Given this, it would seem inconceivable that a man in such a high profile position, also one of deep faith, would justify the murder of someone; let alone royalty (as she was); let alone a woman. Nothing in any of his private writings suggests he would have ever considered such an idea. Indeed, all evidence suggests that Henry retained a great fear of poisoning for most of his adult life.

Yes he executed thousands; but all were done legally via the courts (this is not to say they were right; only that they were legal).

I am not claiming he was not guilty of cruelty and caprice; he once threatened Katherine Parr with being burned as a heretic for the sin of disagreeing with him over matters of religion (although this was towards the end of his life when his ulcerated legs were driving him towards cruelty and brutality); but the idea of assassination was by all accounts an anathema to him.

Even the two wives he executed were killed for treason (aka adultery towards the king). The legal distinction is crucial.

Secondly, her sudden death would have weakened his position drastically. Murder of a reigning monarch had never worked out well for the Plantagenet kings and while he was a strong king, Henry couldn’t escape the legacy of his father’s usurpation of the throne, not his weakened position in having no male heir.

Catherine suddenly dying would have left him vulnerable to allegations of skullduggery and that undermines the entire legal system. While centuries had passed since Henry II it would not have been lost upon the king how the murder of Beckett had caused the most powerful English monarch to humiliate himself as contrition.

Finally there is the issue of her status; she was a Queen. One did not ‘murder’ a queen without attacking the very social order itself. This was a lesson hard learned by his daughter Elizabeth who saw the execution of Mary of Scotland become the casus belli for Spain to go to war with England.

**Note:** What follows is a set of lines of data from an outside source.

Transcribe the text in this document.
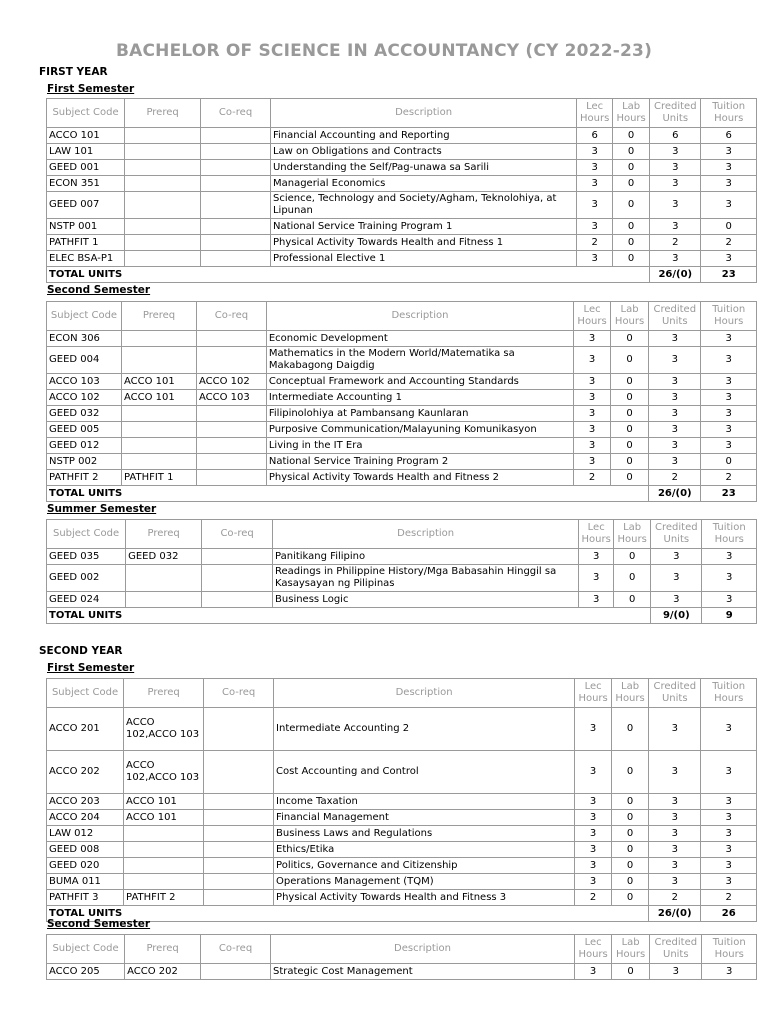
BACHELOR OF SCIENCE IN ACCOUNTANCY (CY 2022-23)
FIRST YEAR
First Semester
Subject Code	Prereq	Co-req	Description	Lec Hours	Lab Hours	Credited Units	Tuition Hours
ACCO 101			Financial Accounting and Reporting	6	0	6	6
LAW 101			Law on Obligations and Contracts	3	0	3	3
GEED 001			Understanding the Self/Pag-unawa sa Sarili	3	0	3	3
ECON 351			Managerial Economics	3	0	3	3
GEED 007			Science, Technology and Society/Agham, Teknolohiya, at Lipunan	3	0	3	3
NSTP 001			National Service Training Program 1	3	0	3	0
PATHFIT 1			Physical Activity Towards Health and Fitness 1	2	0	2	2
ELEC BSA-P1			Professional Elective 1	3	0	3	3
TOTAL UNITS						26/(0)	23
Second Semester
Subject Code	Prereq	Co-req	Description	Lec Hours	Lab Hours	Credited Units	Tuition Hours
ECON 306			Economic Development	3	0	3	3
GEED 004			Mathematics in the Modern World/Matematika sa Makabagong Daigdig	3	0	3	3
ACCO 103	ACCO 101	ACCO 102	Conceptual Framework and Accounting Standards	3	0	3	3
ACCO 102	ACCO 101	ACCO 103	Intermediate Accounting 1	3	0	3	3
GEED 032			Filipinolohiya at Pambansang Kaunlaran	3	0	3	3
GEED 005			Purposive Communication/Malayuning Komunikasyon	3	0	3	3
GEED 012			Living in the IT Era	3	0	3	3
NSTP 002			National Service Training Program 2	3	0	3	0
PATHFIT 2	PATHFIT 1		Physical Activity Towards Health and Fitness 2	2	0	2	2
TOTAL UNITS						26/(0)	23
Summer Semester
Subject Code	Prereq	Co-req	Description	Lec Hours	Lab Hours	Credited Units	Tuition Hours
GEED 035	GEED 032		Panitikang Filipino	3	0	3	3
GEED 002			Readings in Philippine History/Mga Babasahin Hinggil sa Kasaysayan ng Pilipinas	3	0	3	3
GEED 024			Business Logic	3	0	3	3
TOTAL UNITS						9/(0)	9
SECOND YEAR
First Semester
Subject Code	Prereq	Co-req	Description	Lec Hours	Lab Hours	Credited Units	Tuition Hours
ACCO 201	ACCO 102,ACCO 103		Intermediate Accounting 2	3	0	3	3
ACCO 202	ACCO 102,ACCO 103		Cost Accounting and Control	3	0	3	3
ACCO 203	ACCO 101		Income Taxation	3	0	3	3
ACCO 204	ACCO 101		Financial Management	3	0	3	3
LAW 012			Business Laws and Regulations	3	0	3	3
GEED 008			Ethics/Etika	3	0	3	3
GEED 020			Politics, Governance and Citizenship	3	0	3	3
BUMA 011			Operations Management (TQM)	3	0	3	3
PATHFIT 3	PATHFIT 2		Physical Activity Towards Health and Fitness 3	2	0	2	2
TOTAL UNITS						26/(0)	26
Second Semester
Subject Code	Prereq	Co-req	Description	Lec Hours	Lab Hours	Credited Units	Tuition Hours
ACCO 205	ACCO 202		Strategic Cost Management	3	0	3	3
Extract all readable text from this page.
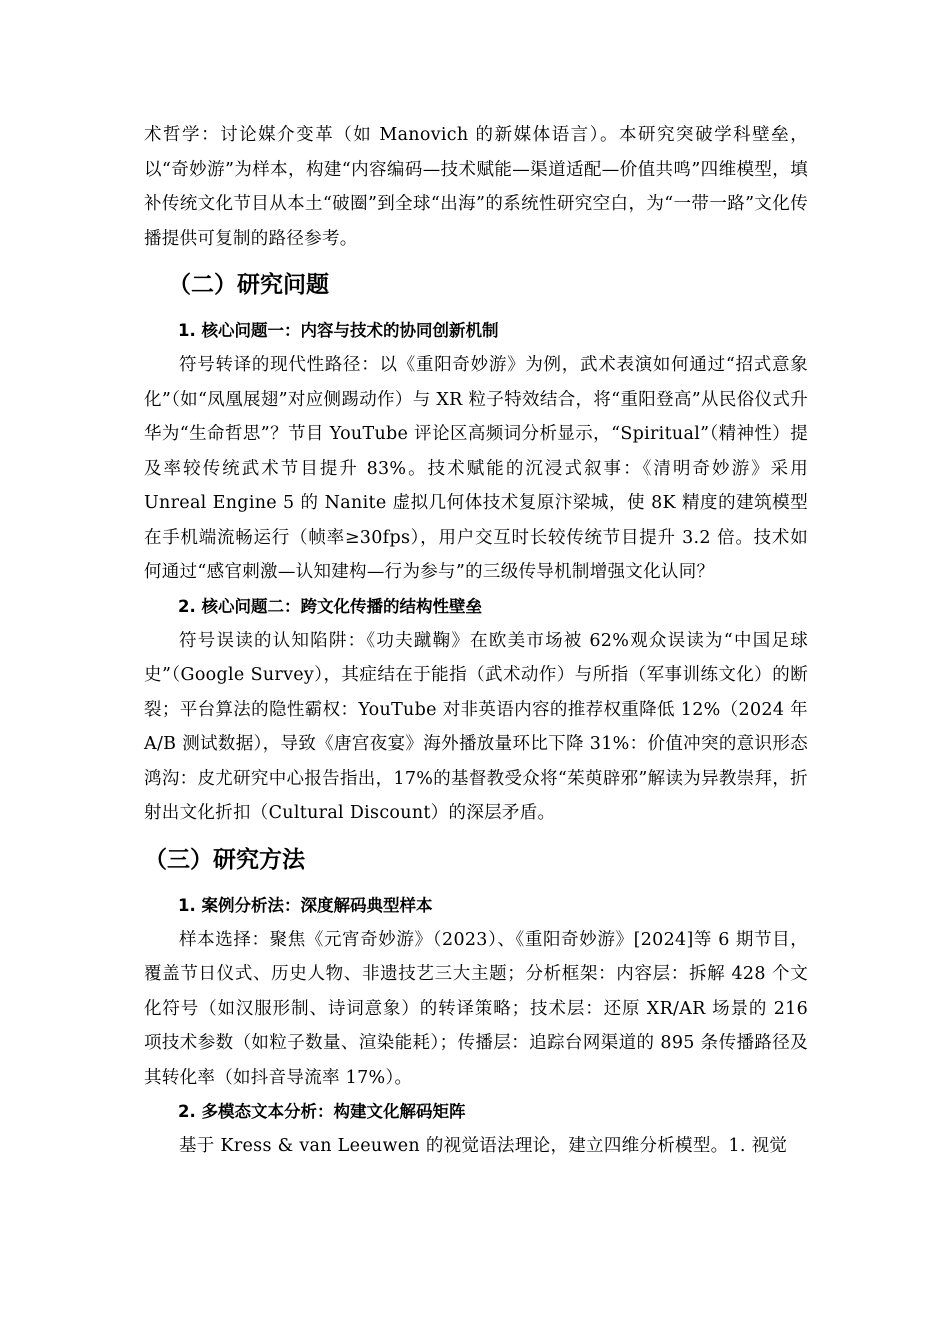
术哲学：讨论媒介变革（如 Manovich 的新媒体语言）。本研究突破学科壁垒，以“奇妙游”为样本，构建“内容编码—技术赋能—渠道适配—价值共鸣”四维模型，填补传统文化节目从本土“破圈”到全球“出海”的系统性研究空白，为“一带一路”文化传播提供可复制的路径参考。

（二）研究问题
1. 核心问题一：内容与技术的协同创新机制

符号转译的现代性路径：以《重阳奇妙游》为例，武术表演如何通过“招式意象化”（如“凤凰展翅”对应侧踢动作）与 XR 粒子特效结合，将“重阳登高”从民俗仪式升华为“生命哲思”？节目 YouTube 评论区高频词分析显示，“Spiritual”（精神性）提及率较传统武术节目提升 83%。技术赋能的沉浸式叙事：《清明奇妙游》采用 Unreal Engine 5 的 Nanite 虚拟几何体技术复原汴梁城，使 8K 精度的建筑模型在手机端流畅运行（帧率≥30fps），用户交互时长较传统节目提升 3.2 倍。技术如何通过“感官刺激—认知建构—行为参与”的三级传导机制增强文化认同？

2. 核心问题二：跨文化传播的结构性壁垒

符号误读的认知陷阱：《功夫蹴鞠》在欧美市场被 62%观众误读为“中国足球史”（Google Survey），其症结在于能指（武术动作）与所指（军事训练文化）的断裂；平台算法的隐性霸权：YouTube 对非英语内容的推荐权重降低 12%（2024 年 A/B 测试数据），导致《唐宫夜宴》海外播放量环比下降 31%：价值冲突的意识形态鸿沟：皮尤研究中心报告指出，17%的基督教受众将“茱萸辟邪”解读为异教崇拜，折射出文化折扣（Cultural Discount）的深层矛盾。

（三）研究方法
1. 案例分析法：深度解码典型样本

样本选择：聚焦《元宵奇妙游》（2023）、《重阳奇妙游》[2024]等 6 期节目，覆盖节日仪式、历史人物、非遗技艺三大主题；分析框架：内容层：拆解 428 个文化符号（如汉服形制、诗词意象）的转译策略；技术层：还原 XR/AR 场景的 216 项技术参数（如粒子数量、渲染能耗）；传播层：追踪台网渠道的 895 条传播路径及其转化率（如抖音导流率 17%）。

2. 多模态文本分析：构建文化解码矩阵

基于 Kress & van Leeuwen 的视觉语法理论，建立四维分析模型。1. 视觉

Catherine wasn’t a nobody; she was aunt of the Holy Roman Emperor Charles V, arguably the most powerful man in Europe, who was part of the most powerful dynasty in Europe. She was Queen of England. It could be argued that had she died in mysterious circumstances, even if it wasn’t used as an excuse for war, it would have impacted upon the prestige of his reign dramatically.

Thus Henry takes the legal approach; he moved to annul the union. And arguably he could have done so fairly easily had political circumstances in Europe had been more stable.

But refusal to annul forced him to break with Rome; and this led to the later issues.

By all accounts Catherine was a good mother, and a dutiful Queen; she never betrayed him, never conspired against him, even in the face of dreadful humiliation.

Indeed the very issue of the use of poison in Tudor England has sparked some interesting debates. Death by poison was considered to be a very foreign type of crime (compared to rape or burglary say) and cases were exceptionally rare.

There remained something subversive about the act- in principle it would allow the low-born murder the high; and this, coupled with his own fear of the act, was probably why Henry insisted on making murder by poison an act of High Treason, sentenced to death by boiling alive (a sentenced carried out on just two people; Richard Roos, the man convicted of the Fisher poisoning and a maid, Margret Davy in 1542.

Sources:

https://archive.is/A66gt At the bottom of this page is the actual law against poisoning Henry pushes through parliament. It describes the fate of those who resort so such deeds in marvellous gory detail.

Hutchinson, Robert; ‘The Last Days of Henry VIII’, 2005; Weidenfeld & Nicolson.

Iphikrates

Hey there,

Just to let you know, your question is fine, and we're letting it stand. However, you should be aware that questions framed as 'Why didn't X do Y' relatively often don't get an answer that meets our standards (in our experience as moderators). There are a few reasons for this. Firstly, it often can be difficult to prove the counterfactual: historians know much more about what happened than what might have happened. Secondly, 'why didn't X do Y' questions are sometimes phrased in an ahistorical way. It's worth remembering that people in the past couldn't see into the future, and they generally didn't have all the information we now have about their situations; things that look obvious now didn't necessarily look that way at the time.

If you end up not getting a response after a day or two, consider asking a new question focusing instead on why what happened did happen (rather than why what didn't happen didn't happen) - this kind of question is more likely to get a response in our experience. Hope this helps!